Anita disse à Amnistia Internacional: “A única coisa que estão a dizer é que nenhum dos detidos é inocente. Se em algum momento se provar que são inocentes, então serão libertados. O que aconteceu a Lucas está a acontecer em todo o país. Não apenas em Malabo”.

Santiago, estudante de 22 anos do município de Bata, foi arbitrariamente detido pela polícia e assim permanece  há três meses. Embora as forças policiais tenham dito à sua família que não havia provas da criminalidade de Santiago, exigiu um pagamento de 100.000 CFA (cerca de 150 dólares) pela sua libertação. Como a família não tem possibilidades de pagar a fiança, Santiago permanece detido num local desconhecido.
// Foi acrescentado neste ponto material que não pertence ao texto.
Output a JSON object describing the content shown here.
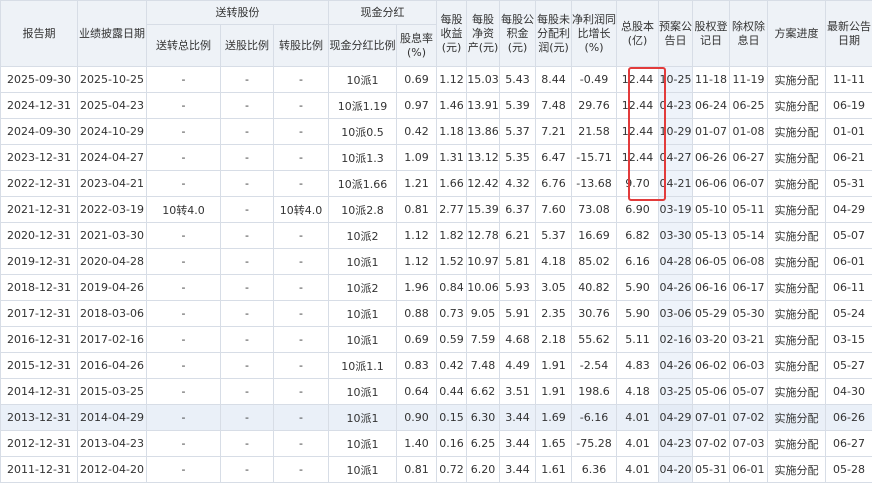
{
  "header": {
    "report_period": "报告期",
    "disclosure_date": "业绩披露日期",
    "bonus_group": "送转股份",
    "total_bonus_ratio": "送转总比例",
    "bonus_ratio": "送股比例",
    "transfer_ratio": "转股比例",
    "cash_group": "现金分红",
    "cash_ratio": "现金分红比例",
    "dividend_yield": "股息率(%)",
    "eps": "每股收益(元)",
    "bvps": "每股净资产(元)",
    "capital_reserve": "每股公积金(元)",
    "undistributed_profit": "每股未分配利润(元)",
    "net_profit_growth": "净利润同比增长(%)",
    "total_shares": "总股本(亿)",
    "announce_date": "预案公告日",
    "record_date": "股权登记日",
    "ex_date": "除权除息日",
    "progress": "方案进度",
    "latest_date": "最新公告日期"
  },
  "rows": [
    {
      "period": "2025-09-30",
      "disclosure": "2025-10-25",
      "total": "-",
      "bonus": "-",
      "transfer": "-",
      "cash": "10派1",
      "yield": "0.69",
      "eps": "1.12",
      "bvps": "15.03",
      "reserve": "5.43",
      "undist": "8.44",
      "growth": "-0.49",
      "shares": "12.44",
      "announce": "10-25",
      "record": "11-18",
      "ex": "11-19",
      "progress": "实施分配",
      "latest": "11-11"
    },
    {
      "period": "2024-12-31",
      "disclosure": "2025-04-23",
      "total": "-",
      "bonus": "-",
      "transfer": "-",
      "cash": "10派1.19",
      "yield": "0.97",
      "eps": "1.46",
      "bvps": "13.91",
      "reserve": "5.39",
      "undist": "7.48",
      "growth": "29.76",
      "shares": "12.44",
      "announce": "04-23",
      "record": "06-24",
      "ex": "06-25",
      "progress": "实施分配",
      "latest": "06-19"
    },
    {
      "period": "2024-09-30",
      "disclosure": "2024-10-29",
      "total": "-",
      "bonus": "-",
      "transfer": "-",
      "cash": "10派0.5",
      "yield": "0.42",
      "eps": "1.18",
      "bvps": "13.86",
      "reserve": "5.37",
      "undist": "7.21",
      "growth": "21.58",
      "shares": "12.44",
      "announce": "10-29",
      "record": "01-07",
      "ex": "01-08",
      "progress": "实施分配",
      "latest": "01-01"
    },
    {
      "period": "2023-12-31",
      "disclosure": "2024-04-27",
      "total": "-",
      "bonus": "-",
      "transfer": "-",
      "cash": "10派1.3",
      "yield": "1.09",
      "eps": "1.31",
      "bvps": "13.12",
      "reserve": "5.35",
      "undist": "6.47",
      "growth": "-15.71",
      "shares": "12.44",
      "announce": "04-27",
      "record": "06-26",
      "ex": "06-27",
      "progress": "实施分配",
      "latest": "06-21"
    },
    {
      "period": "2022-12-31",
      "disclosure": "2023-04-21",
      "total": "-",
      "bonus": "-",
      "transfer": "-",
      "cash": "10派1.66",
      "yield": "1.21",
      "eps": "1.66",
      "bvps": "12.42",
      "reserve": "4.32",
      "undist": "6.76",
      "growth": "-13.68",
      "shares": "9.70",
      "announce": "04-21",
      "record": "06-06",
      "ex": "06-07",
      "progress": "实施分配",
      "latest": "05-31"
    },
    {
      "period": "2021-12-31",
      "disclosure": "2022-03-19",
      "total": "10转4.0",
      "bonus": "-",
      "transfer": "10转4.0",
      "cash": "10派2.8",
      "yield": "0.81",
      "eps": "2.77",
      "bvps": "15.39",
      "reserve": "6.37",
      "undist": "7.60",
      "growth": "73.08",
      "shares": "6.90",
      "announce": "03-19",
      "record": "05-10",
      "ex": "05-11",
      "progress": "实施分配",
      "latest": "04-29"
    },
    {
      "period": "2020-12-31",
      "disclosure": "2021-03-30",
      "total": "-",
      "bonus": "-",
      "transfer": "-",
      "cash": "10派2",
      "yield": "1.12",
      "eps": "1.82",
      "bvps": "12.78",
      "reserve": "6.21",
      "undist": "5.37",
      "growth": "16.69",
      "shares": "6.82",
      "announce": "03-30",
      "record": "05-13",
      "ex": "05-14",
      "progress": "实施分配",
      "latest": "05-07"
    },
    {
      "period": "2019-12-31",
      "disclosure": "2020-04-28",
      "total": "-",
      "bonus": "-",
      "transfer": "-",
      "cash": "10派1",
      "yield": "1.12",
      "eps": "1.52",
      "bvps": "10.97",
      "reserve": "5.81",
      "undist": "4.18",
      "growth": "85.02",
      "shares": "6.16",
      "announce": "04-28",
      "record": "06-05",
      "ex": "06-08",
      "progress": "实施分配",
      "latest": "06-01"
    },
    {
      "period": "2018-12-31",
      "disclosure": "2019-04-26",
      "total": "-",
      "bonus": "-",
      "transfer": "-",
      "cash": "10派2",
      "yield": "1.96",
      "eps": "0.84",
      "bvps": "10.06",
      "reserve": "5.93",
      "undist": "3.05",
      "growth": "40.82",
      "shares": "5.90",
      "announce": "04-26",
      "record": "06-16",
      "ex": "06-17",
      "progress": "实施分配",
      "latest": "06-11"
    },
    {
      "period": "2017-12-31",
      "disclosure": "2018-03-06",
      "total": "-",
      "bonus": "-",
      "transfer": "-",
      "cash": "10派1",
      "yield": "0.88",
      "eps": "0.73",
      "bvps": "9.05",
      "reserve": "5.91",
      "undist": "2.35",
      "growth": "30.76",
      "shares": "5.90",
      "announce": "03-06",
      "record": "05-29",
      "ex": "05-30",
      "progress": "实施分配",
      "latest": "05-24"
    },
    {
      "period": "2016-12-31",
      "disclosure": "2017-02-16",
      "total": "-",
      "bonus": "-",
      "transfer": "-",
      "cash": "10派1",
      "yield": "0.69",
      "eps": "0.59",
      "bvps": "7.59",
      "reserve": "4.68",
      "undist": "2.18",
      "growth": "55.62",
      "shares": "5.11",
      "announce": "02-16",
      "record": "03-20",
      "ex": "03-21",
      "progress": "实施分配",
      "latest": "03-15"
    },
    {
      "period": "2015-12-31",
      "disclosure": "2016-04-26",
      "total": "-",
      "bonus": "-",
      "transfer": "-",
      "cash": "10派1.1",
      "yield": "0.83",
      "eps": "0.42",
      "bvps": "7.48",
      "reserve": "4.49",
      "undist": "1.91",
      "growth": "-2.54",
      "shares": "4.83",
      "announce": "04-26",
      "record": "06-02",
      "ex": "06-03",
      "progress": "实施分配",
      "latest": "05-27"
    },
    {
      "period": "2014-12-31",
      "disclosure": "2015-03-25",
      "total": "-",
      "bonus": "-",
      "transfer": "-",
      "cash": "10派1",
      "yield": "0.64",
      "eps": "0.44",
      "bvps": "6.62",
      "reserve": "3.51",
      "undist": "1.91",
      "growth": "198.6",
      "shares": "4.18",
      "announce": "03-25",
      "record": "05-06",
      "ex": "05-07",
      "progress": "实施分配",
      "latest": "04-30"
    },
    {
      "period": "2013-12-31",
      "disclosure": "2014-04-29",
      "total": "-",
      "bonus": "-",
      "transfer": "-",
      "cash": "10派1",
      "yield": "0.90",
      "eps": "0.15",
      "bvps": "6.30",
      "reserve": "3.44",
      "undist": "1.69",
      "growth": "-6.16",
      "shares": "4.01",
      "announce": "04-29",
      "record": "07-01",
      "ex": "07-02",
      "progress": "实施分配",
      "latest": "06-26"
    },
    {
      "period": "2012-12-31",
      "disclosure": "2013-04-23",
      "total": "-",
      "bonus": "-",
      "transfer": "-",
      "cash": "10派1",
      "yield": "1.40",
      "eps": "0.16",
      "bvps": "6.25",
      "reserve": "3.44",
      "undist": "1.65",
      "growth": "-75.28",
      "shares": "4.01",
      "announce": "04-23",
      "record": "07-02",
      "ex": "07-03",
      "progress": "实施分配",
      "latest": "06-27"
    },
    {
      "period": "2011-12-31",
      "disclosure": "2012-04-20",
      "total": "-",
      "bonus": "-",
      "transfer": "-",
      "cash": "10派1",
      "yield": "0.81",
      "eps": "0.72",
      "bvps": "6.20",
      "reserve": "3.44",
      "undist": "1.61",
      "growth": "6.36",
      "shares": "4.01",
      "announce": "04-20",
      "record": "05-31",
      "ex": "06-01",
      "progress": "实施分配",
      "latest": "05-28"
    }
  ],
  "shaded_rows": [
    13
  ]
}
“Todas as esquadras de polícia estão sobrelotadas com jovens rapazes que foram detidos. No outro dia, quando lá fui, havia pelo menos mais de 400 rapazes”, disse o pai de Santiago.

De acordo com a Carta Africana dos Direitos Humanos e dos Povos, que a Guiné Equatorial integra, as pessoas presas e detidas têm o direito de contactar um membro da família ou outra pessoa à sua escolha. Alguns dias antes do lançamento da “Operação de Limpeza”, o presidente Teodoro Obiang Nguema Mbasogo disse ao povo da Guiné Equatorial que o plano não prejudica os direitos humanos, e que as organizações internacionais de direitos humanos que o criticam estão a tentar desestabilizar o país.

“As autoridades devem facultar urgentemente informações transparentes sobre mortes na sequência de detenções e tortura, e outros maus-tratos. Devem também assegurar que os suspeitos de cometerem crimes enfrentem a justiça em julgamentos justos perante os tribunais civis comuns, e libertar todos aqueles que tenham sido arbitrariamente presos e detidos”, disse Marta Colomer.